The relationship between Nuzzi and Kennedy was an open secret in certain media spheres, according to Business Insider. Kennedy, a one-time heroin addict whose second wife once found a diary in which he rated his various sexual conquests, boasted to friends that Nuzzi sent him intimate photos. Word got back to New York’s editor in chief, David Haskell, who confronted his star reporter.

I’m sorry that Nuzzi exhibited such poor judgment. She’s an entertaining stylist and just plain fun to read. But she has done her female colleagues a disservice by reinforcing the most damaging clichés about women using their sexuality to get ahead.

In 2015, Nuzzi’s New York magazine colleague Marin Cogan wrote a smart piece using the Netflix series “House of Cards” to critique Hollywood’s portrayal of women journalists.

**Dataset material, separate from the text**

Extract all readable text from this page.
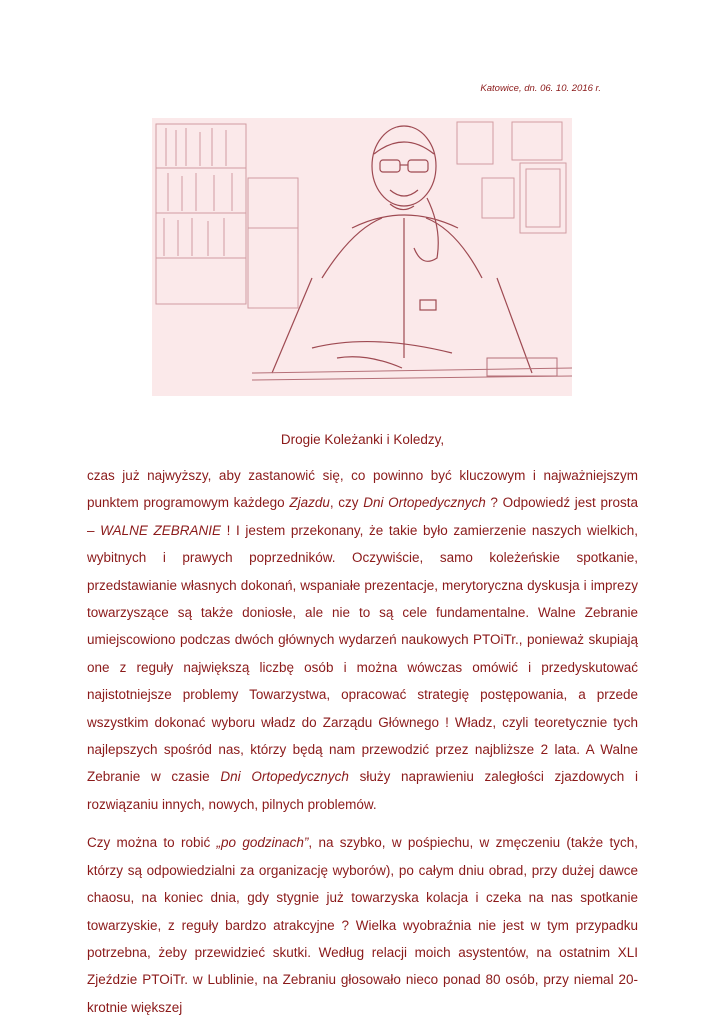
Katowice, dn. 06. 10. 2016 r.
Drogie Koleżanki i Koledzy,

czas już najwyższy, aby zastanowić się, co powinno być kluczowym i najważniejszym punktem programowym każdego Zjazdu, czy Dni Ortopedycznych ? Odpowiedź jest prosta – WALNE ZEBRANIE ! I jestem przekonany, że takie było zamierzenie naszych wielkich, wybitnych i prawych poprzedników. Oczywiście, samo koleżeńskie spotkanie, przedstawianie własnych dokonań, wspaniałe prezentacje, merytoryczna dyskusja i imprezy towarzyszące są także doniosłe, ale nie to są cele fundamentalne. Walne Zebranie umiejscowiono podczas dwóch głównych wydarzeń naukowych PTOiTr., ponieważ skupiają one z reguły największą liczbę osób i można wówczas omówić i przedyskutować najistotniejsze problemy Towarzystwa, opracować strategię postępowania, a przede wszystkim dokonać wyboru władz do Zarządu Głównego ! Władz, czyli teoretycznie tych najlepszych spośród nas, którzy będą nam przewodzić przez najbliższe 2 lata. A Walne Zebranie w czasie Dni Ortopedycznych służy naprawieniu zaległości zjazdowych i rozwiązaniu innych, nowych, pilnych problemów.

Czy można to robić „po godzinach”, na szybko, w pośpiechu, w zmęczeniu (także tych, którzy są odpowiedzialni za organizację wyborów), po całym dniu obrad, przy dużej dawce chaosu, na koniec dnia, gdy stygnie już towarzyska kolacja i czeka na nas spotkanie towarzyskie, z reguły bardzo atrakcyjne ? Wielka wyobraźnia nie jest w tym przypadku potrzebna, żeby przewidzieć skutki. Według relacji moich asystentów, na ostatnim XLI Zjeździe PTOiTr. w Lublinie, na Zebraniu głosowało nieco ponad 80 osób, przy niemal 20-krotnie większej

“In cinema’s first few decades, women reporters were spunky and smart romantic foils — Hildy Johnson in ‘His Girl Friday’; Lois Lane in the Superman franchise,” Cogan wrote. “Then, in the ’70s and ’80s, television gave us two women journalists — still spunky but way more independent — that we could root for: Mary Tyler Moore and Murphy Brown. But sometime in the last 20 years, we became slutty ambition monsters.”

Nuzzi tweeted the piece out, asking, “Why does Hollywood think female reporters sleep with their sources?”

Sigh. The jokes really do write themselves.

Robin Abcarian is a Los Angeles Times columnist. ©2024 Los Angeles Times. Distributed by Tribune Content Agency.